As previously mentioned, my maternal grandfather was a force of nature: violent, unpredictable, and indifferent to the destruction it wrought on those in its wake.
My mother’s response was to harden her determination, channeling her energies into academics so that through perfect grades, she could deny him – however obliquely – at least that one trigger for an outburst.
As children, my sisters and I were often told by our mom how she learned English by simply work her way through the dictionary, memorizing by brute force.
If my grandfather was the fire that tempered the steel inside of her, Dr. Schofield honed that steel into a fine edge and set its point a direction.
Dr. Schofield was a teacher and missionary from Canada. With a background as a veterinarian he formally taught science at Severance Medical School, but his true calling was tending to the Koreans suffering under brutal Japanese occupation, documenting and drawing international attention to the cause with his detailed reports and shocking photographs, most notoriously of the Japanese burning down a church with the village leaders inside.
While missionaries were generally a thorn in the Japanese side for their general humanitarian sympathy for the Koreans, Schofield crossed the line into outright agitation for Korean independence, aligning closely with the “33 Patriots” who organized the peaceful “March 1st Movement” in 1919 off the back of Woodrow Wilson’s crusade for democracy.
For his work he became a hero among the locals – earning the nickname “tiger” 호랑이 (hoh-rahng-ee) based on the 호 (hoh) in the Koreanization of his surname 석호필 (suhk-hoh-peel) – but by the same token was recalled to Canada from his mission in 1920 under Japanese pressure.
He wouldn’t return until his retirement 1959, 2 full cycles of war later, at the invitation of president Syngman Rhee. He resumed teaching science at Severance Medical School, but his real mission remained tending to Koreans.
When my mother was in high school she won an English competition in school, gaining the attention of her teacher who facilitated an introduction to Dr. Schofield. This occurred when she was 14 thus within a year of his return to Korea.
He quickly took her under his wing, often having her accompany him on his visits to orphanages. His mentorship lasted throughout my mother’s high school and college career without fading; in fact his moment of greatest influence came towards the end.
6 months before finishing her undergrad at Ewha (ee-hwah) Woman’s University, Dr.
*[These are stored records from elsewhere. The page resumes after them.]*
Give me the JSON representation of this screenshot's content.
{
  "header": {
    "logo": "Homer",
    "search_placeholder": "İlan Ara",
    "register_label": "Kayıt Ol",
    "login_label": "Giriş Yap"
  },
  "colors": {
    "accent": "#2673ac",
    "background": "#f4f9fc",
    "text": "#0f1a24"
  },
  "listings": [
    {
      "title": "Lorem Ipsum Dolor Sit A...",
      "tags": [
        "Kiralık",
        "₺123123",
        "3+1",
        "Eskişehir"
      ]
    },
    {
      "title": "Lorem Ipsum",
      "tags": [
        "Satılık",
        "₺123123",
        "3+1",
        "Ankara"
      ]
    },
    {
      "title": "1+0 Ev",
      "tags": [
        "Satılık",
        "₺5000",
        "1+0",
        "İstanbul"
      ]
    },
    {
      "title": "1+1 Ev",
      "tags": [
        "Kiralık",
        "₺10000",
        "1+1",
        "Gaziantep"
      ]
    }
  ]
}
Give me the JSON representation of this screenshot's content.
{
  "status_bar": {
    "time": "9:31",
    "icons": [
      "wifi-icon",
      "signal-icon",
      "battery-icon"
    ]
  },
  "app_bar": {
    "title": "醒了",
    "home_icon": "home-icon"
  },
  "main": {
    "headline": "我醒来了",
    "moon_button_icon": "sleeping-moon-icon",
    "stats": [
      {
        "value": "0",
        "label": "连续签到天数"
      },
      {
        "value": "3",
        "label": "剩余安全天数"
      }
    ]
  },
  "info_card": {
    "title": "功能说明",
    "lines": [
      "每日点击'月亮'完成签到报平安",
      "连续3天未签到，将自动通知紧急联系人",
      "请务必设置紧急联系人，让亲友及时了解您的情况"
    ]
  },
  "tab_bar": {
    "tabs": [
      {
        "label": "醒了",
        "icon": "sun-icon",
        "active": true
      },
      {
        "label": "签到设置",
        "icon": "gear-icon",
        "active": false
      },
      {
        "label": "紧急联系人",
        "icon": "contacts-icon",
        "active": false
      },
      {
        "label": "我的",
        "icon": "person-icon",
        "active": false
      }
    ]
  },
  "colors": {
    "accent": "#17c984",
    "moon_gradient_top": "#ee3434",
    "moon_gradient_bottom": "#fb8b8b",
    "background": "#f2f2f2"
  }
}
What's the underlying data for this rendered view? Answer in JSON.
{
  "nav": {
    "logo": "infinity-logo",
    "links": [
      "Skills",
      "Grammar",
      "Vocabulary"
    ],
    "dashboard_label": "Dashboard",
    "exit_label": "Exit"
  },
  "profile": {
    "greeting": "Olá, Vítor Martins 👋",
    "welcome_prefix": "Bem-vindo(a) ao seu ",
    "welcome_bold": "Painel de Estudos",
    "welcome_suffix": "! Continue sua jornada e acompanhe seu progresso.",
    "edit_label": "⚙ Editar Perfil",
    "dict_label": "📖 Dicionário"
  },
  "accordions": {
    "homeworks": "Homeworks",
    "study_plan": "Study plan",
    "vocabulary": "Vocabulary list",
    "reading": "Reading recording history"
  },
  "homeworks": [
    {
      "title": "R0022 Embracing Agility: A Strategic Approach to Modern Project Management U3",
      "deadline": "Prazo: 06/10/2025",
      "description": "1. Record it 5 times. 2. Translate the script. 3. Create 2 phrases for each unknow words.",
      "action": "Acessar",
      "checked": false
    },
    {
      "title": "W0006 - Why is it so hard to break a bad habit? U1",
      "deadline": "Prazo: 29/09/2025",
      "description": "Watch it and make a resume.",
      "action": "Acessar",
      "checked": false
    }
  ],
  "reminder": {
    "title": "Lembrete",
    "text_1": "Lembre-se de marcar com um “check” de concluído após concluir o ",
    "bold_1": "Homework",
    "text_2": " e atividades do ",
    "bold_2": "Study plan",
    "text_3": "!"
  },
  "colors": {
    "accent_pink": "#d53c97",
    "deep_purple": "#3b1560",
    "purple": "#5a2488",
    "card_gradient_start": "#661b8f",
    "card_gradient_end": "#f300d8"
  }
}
Schofield pulled her aside and advised that she go into medicine. This came somewhat out of the blue, my mom having figured until then that she’d go into literature or such. She simply never had much interest in science, notwithstanding Dr. Schofield’s influence – and even then, they had met in the first place by virtue of her language skills.
Besides, she’d never been to a doctor or dentist before in her life.
Still, he convinced her to apply for Yonsei University – the mother school of Severance Medical (the union of Yonhi College and Severance Medical formed YON–SE or Yonsei University).
Even more significantly, he convinced her parents to go along with the plan. True to form, my grandfather’s anxiety at any hint of unexpected change reflexively objected to the suggestion. Dr. Schofield went so far as to personal arrange the scholarships for my mother to gain acceptance to the plan.
Med school started off rocky for my mother. She’d never been mathematically inclined and had to take some remedial calculus. Then during her first cadaver dissection she had to leave the room and her 3 teammates, earning a comment from her instructor that she’d never make it as a doctor.
Still, as my mother put it: “medical school is mostly just memorizing.” And just as she once worked through the dictionary to memorize English words to a level of proficiency that enabled her to initially meet Dr. Schofield, so too did she work through medical textbooks that enabled her to finally realize the potential he saw in her.
Dr. Schofield died in 1970.
By that time, my mother was ready to look ahead to the next stage of her life. First, she knew that, notwithstanding her qualifications, her medical degree was worthless in Korea as a woman and as a member of a family from the north lacking either wealth nor connections. On the other hand, she knew where it would be worth something: in America.
Second, she had met the third and final man that would shape – but never control – her life: a fellow medical school student from an even poorer northern family one year her senior, a quiet math prodigy named 정병찬 Chung Byung Chan, my father.